Quien conozca o se asome a la historia de los grandes industriales norteamericanos descubrirá no solo una batalla cruel y despiadada por el poder económico, por dar cobertura a sus cuotas de mercado y la sed inagotable de triunfo en los negocios, dentro de su territorio. Ejemplos fidedignos y paradigmas son Rockefeller, JP Morgan; Carnegie, Vandervilt, Ford, Westinghouse y otros. Pues, ese mismo sanguinario campo de batalla al paso de unos cuantos años les quedó estrecho. Desde entonces surge la implacable necesidad de arribar a otras tierras, financiar guerras, ocupar países, liberar a otros pueblos de algún enemigo del bien –con su industria y sus negocios, claro-, de allí la formidable idea ampliamente diseminada de firmar tratados de libre comercio y acuerdos comerciales con un gigante. Ciertamente, esto no es para inundar el mercado de nuestra amiga potencia ni su capital multitudinaria con dulces de la Ligua o colocar tomates de Malloa, directamente en el corazón del imperio.

Salvo que haya un compromiso y dejemos cada peso de nuestra riqueza, de nuestro cobre y de nuestros recursos naturales en sus arcas financieras y en las bóvedas de sus bancos. Los mismos bancos que agobian a países enteros y ahorcan del cuello al mundo. Incluidos nosotros mismos. Los mismos bancos que financiaron todas las grandes guerras, las dictaduras y los desastres de las crisis económicas de la historia y de la humanidad son quienes hoy nos venden la tierra prometida, la Reserva Federal, el Banco Mundial, el Fondo Monetario Internacional y el Banco de Pagos Internacionales (BPI) como la gran panacea.

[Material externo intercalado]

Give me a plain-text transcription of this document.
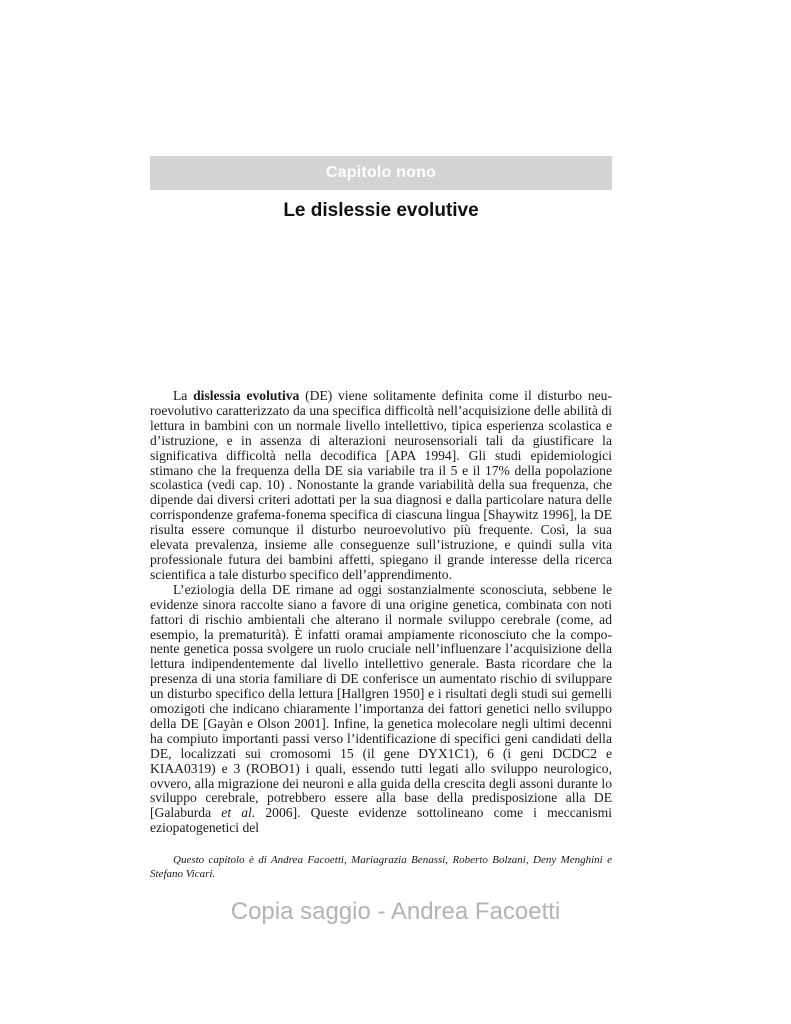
Capitolo nono
Le dislessie evolutive

La dislessia evolutiva (DE) viene solitamente definita come il disturbo neuroevolutivo caratterizzato da una specifica difficoltà nell’acquisizione delle abilità di lettura in bambini con un normale livello intellettivo, tipica esperienza scolastica e d’istruzione, e in assenza di alterazioni neurosensoriali tali da giustificare la significativa difficoltà nella decodifica [APA 1994]. Gli studi epidemiologici stimano che la frequenza della DE sia variabile tra il 5 e il 17% della popolazione scolastica (vedi cap. 10) . Nonostante la grande variabilità della sua frequenza, che dipende dai diversi criteri adottati per la sua diagnosi e dalla particolare natura delle corrispondenze grafema-fonema specifica di ciascuna lingua [Shaywitz 1996], la DE risulta essere comunque il disturbo neuroevolutivo più frequente. Così, la sua elevata prevalenza, insieme alle conseguenze sull’istruzione, e quindi sulla vita professionale futura dei bambini affetti, spiegano il grande interesse della ricerca scientifica a tale disturbo specifico dell’apprendimento.

L’eziologia della DE rimane ad oggi sostanzialmente sconosciuta, sebbene le evidenze sinora raccolte siano a favore di una origine genetica, combinata con noti fattori di rischio ambientali che alterano il normale sviluppo cerebrale (come, ad esempio, la prematurità). È infatti oramai ampiamente riconosciuto che la componente genetica possa svolgere un ruolo cruciale nell’influenzare l’acquisizione della lettura indipendentemente dal livello intellettivo generale. Basta ricordare che la presenza di una storia familiare di DE conferisce un aumentato rischio di sviluppare un disturbo specifico della lettura [Hallgren 1950] e i risultati degli studi sui gemelli omozigoti che indicano chiaramente l’importanza dei fattori genetici nello sviluppo della DE [Gayàn e Olson 2001]. Infine, la genetica molecolare negli ultimi decenni ha compiuto importanti passi verso l’identificazione di specifici geni candidati della DE, localizzati sui cromosomi 15 (il gene DYX1C1), 6 (i geni DCDC2 e KIAA0319) e 3 (ROBO1) i quali, essendo tutti legati allo sviluppo neurologico, ovvero, alla migrazione dei neuroni e alla guida della crescita degli assoni durante lo sviluppo cerebrale, potrebbero essere alla base della predisposizione alla DE [Galaburda et al. 2006]. Queste evidenze sottolineano come i meccanismi eziopatogenetici del

Questo capitolo è di Andrea Facoetti, Mariagrazia Benassi, Roberto Bolzani, Deny Menghini e Stefano Vicari.
Copia saggio - Andrea Facoetti
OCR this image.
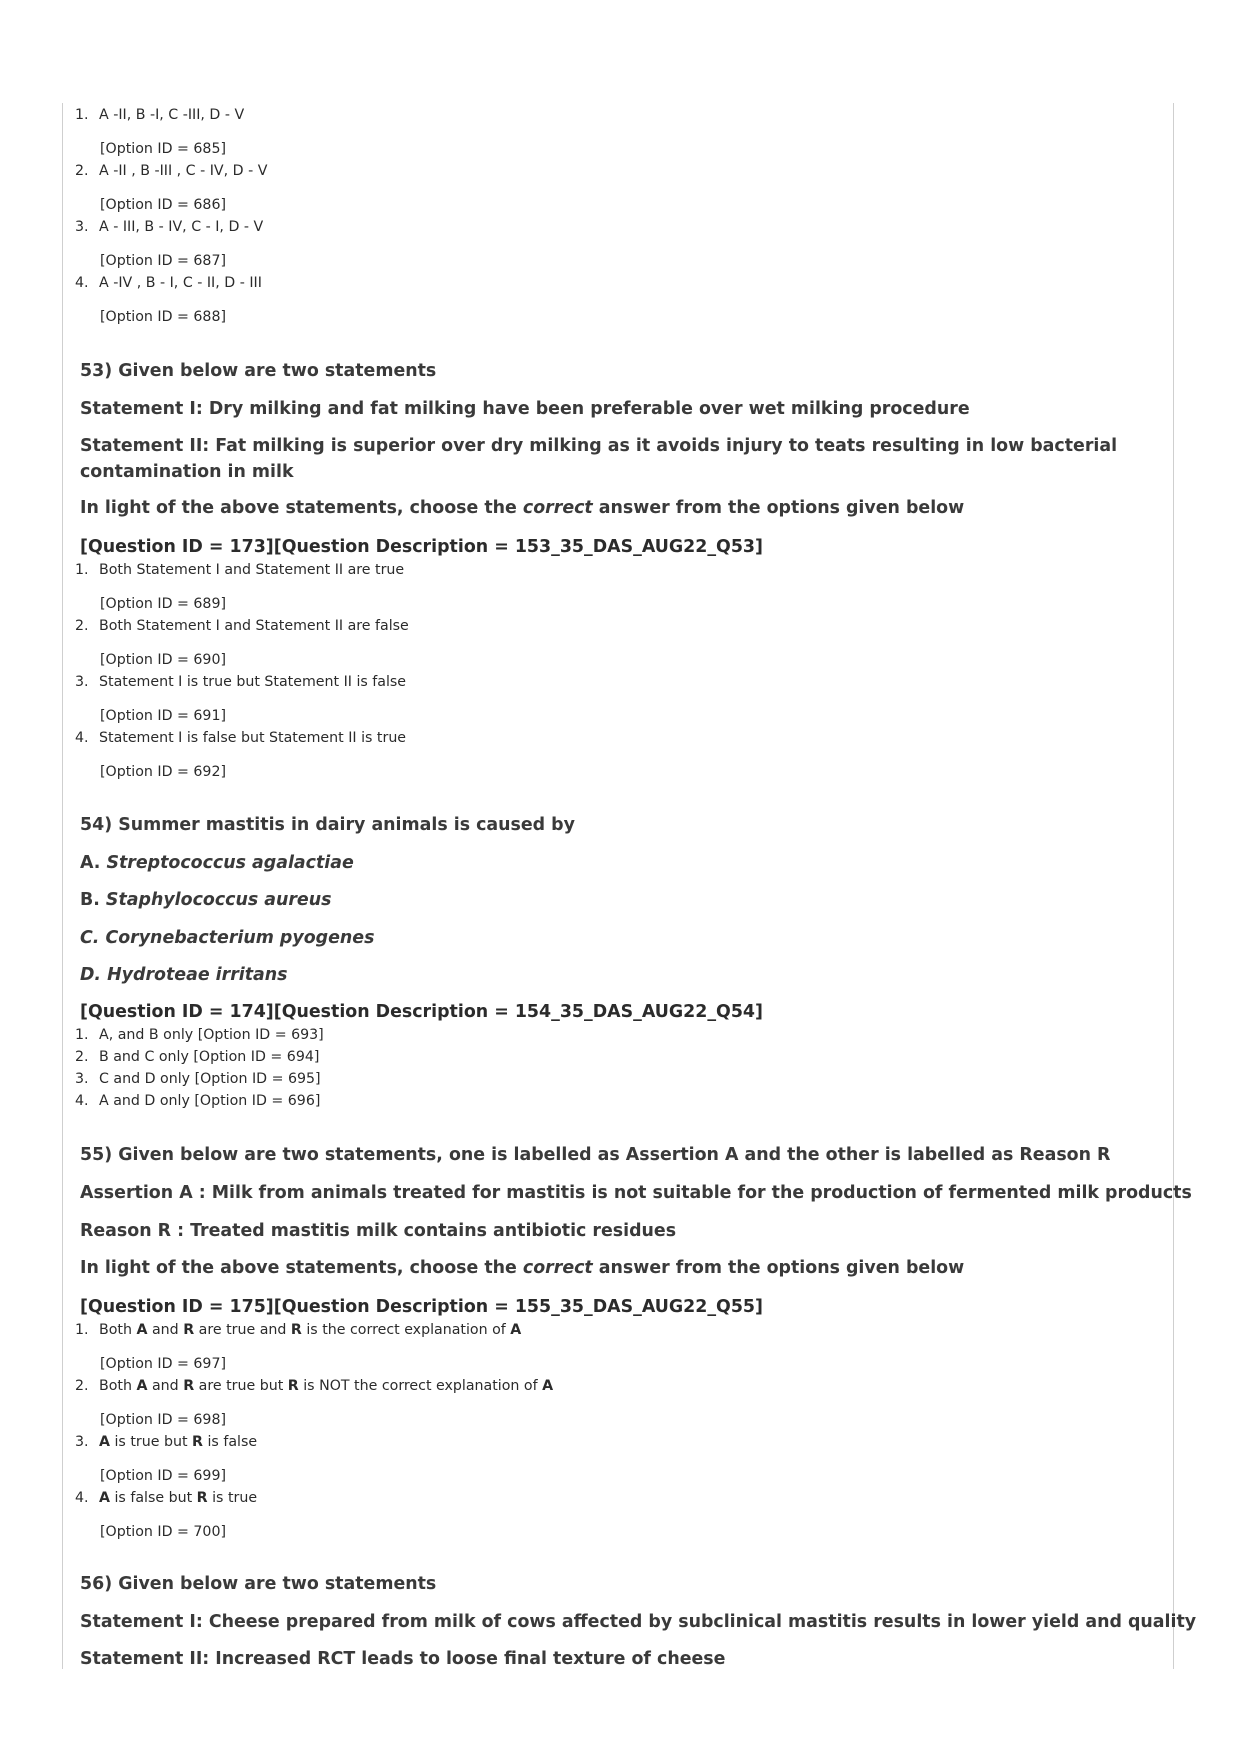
1. A -II, B -I, C -III, D - V
[Option ID = 685]
2. A -II , B -III , C - IV, D - V
[Option ID = 686]
3. A - III, B - IV, C - I, D - V
[Option ID = 687]
4. A -IV , B - I, C - II, D - III
[Option ID = 688]
53) Given below are two statements
Statement I: Dry milking and fat milking have been preferable over wet milking procedure
Statement II: Fat milking is superior over dry milking as it avoids injury to teats resulting in low bacterial contamination in milk
In light of the above statements, choose the correct answer from the options given below
[Question ID = 173][Question Description = 153_35_DAS_AUG22_Q53]
1. Both Statement I and Statement II are true
[Option ID = 689]
2. Both Statement I and Statement II are false
[Option ID = 690]
3. Statement I is true but Statement II is false
[Option ID = 691]
4. Statement I is false but Statement II is true
[Option ID = 692]
54) Summer mastitis in dairy animals is caused by
A. Streptococcus agalactiae
B. Staphylococcus aureus
C. Corynebacterium pyogenes
D. Hydroteae irritans
[Question ID = 174][Question Description = 154_35_DAS_AUG22_Q54]
1. A, and B only [Option ID = 693]
2. B and C only [Option ID = 694]
3. C and D only [Option ID = 695]
4. A and D only [Option ID = 696]
55) Given below are two statements, one is labelled as Assertion A and the other is labelled as Reason R
Assertion A : Milk from animals treated for mastitis is not suitable for the production of fermented milk products
Reason R : Treated mastitis milk contains antibiotic residues
In light of the above statements, choose the correct answer from the options given below
[Question ID = 175][Question Description = 155_35_DAS_AUG22_Q55]
1. Both A and R are true and R is the correct explanation of A
[Option ID = 697]
2. Both A and R are true but R is NOT the correct explanation of A
[Option ID = 698]
3. A is true but R is false
[Option ID = 699]
4. A is false but R is true
[Option ID = 700]
56) Given below are two statements
Statement I: Cheese prepared from milk of cows affected by subclinical mastitis results in lower yield and quality
Statement II: Increased RCT leads to loose final texture of cheese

Sin duda son derroteros misteriosos.

Eso hasta que la esperanza y la confianza en nosotros mismos nos logre hacer comprender que en verdad este mundo se mueve como una criatura nueva, con una fe y una voluntad puesta en la vida misma se apresta a caminar por sí misma, valientemente, con la convicción que otro tipo de sociedad y un mejor horizonte también es posible… ¡Qué la fuerza nos acompañe!